Trading had to be halted as the move exacerbated a price rally at a time when metals were already spiraling upward on Russia’s intensifying conflict in Ukraine.
Traders, brokers and clerks on the trading floor of the open outcry pit at the London Metal Exchange Ltd. in London, U.K., on Monday, Feb. 28, 2022.
Chris J. Ratcliffe | Bloomberg | Getty Images
On Wednesday, the LME attempted to resume nickel trading after the rare shut down. But a technical glitch prompted the 145-year-old exchange to temporarily halt the market once again, before trading reopened at 2 p.m. London time.
The LME installed a trading limit of 5% on Wednesday which was widened to 8% for Thursday. The “systems error” on Wednesday allowed a small number of trades to go through below the newly imposed daily price limit.
Speaking before the open on Wednesday, Matthew Chamberlain, CEO of the LME, told CNBC’s “Squawk Box Europe” that the exchange was “absolutely mindful of the impact that this has had on so many people and we need to make sure that it doesn’t happen again.”
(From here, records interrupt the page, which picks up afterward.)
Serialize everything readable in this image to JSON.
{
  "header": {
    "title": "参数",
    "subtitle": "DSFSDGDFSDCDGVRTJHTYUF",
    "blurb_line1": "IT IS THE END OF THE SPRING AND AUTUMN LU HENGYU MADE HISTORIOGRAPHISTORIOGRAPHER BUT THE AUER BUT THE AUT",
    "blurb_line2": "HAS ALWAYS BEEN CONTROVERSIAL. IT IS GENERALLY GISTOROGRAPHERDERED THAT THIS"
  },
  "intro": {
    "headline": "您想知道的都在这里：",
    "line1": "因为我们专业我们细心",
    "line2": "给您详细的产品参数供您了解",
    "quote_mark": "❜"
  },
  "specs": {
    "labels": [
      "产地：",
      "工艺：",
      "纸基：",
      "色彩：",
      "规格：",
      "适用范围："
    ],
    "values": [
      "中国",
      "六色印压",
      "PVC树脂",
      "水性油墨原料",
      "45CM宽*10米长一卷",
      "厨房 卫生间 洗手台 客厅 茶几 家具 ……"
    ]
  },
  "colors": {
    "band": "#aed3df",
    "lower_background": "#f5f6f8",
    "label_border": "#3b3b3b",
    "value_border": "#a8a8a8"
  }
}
Chamberlain said the LME had “deliberately prioritized stability” by setting a relatively narrow range of daily trading limits, but these could soon be widened if the exchange observed a “more orderly market.”
Commodity prices have jumped on supply fears related to Russia’s onslaught of Ukraine, with the ongoing war and an array of Western sanctions raising disruption fears.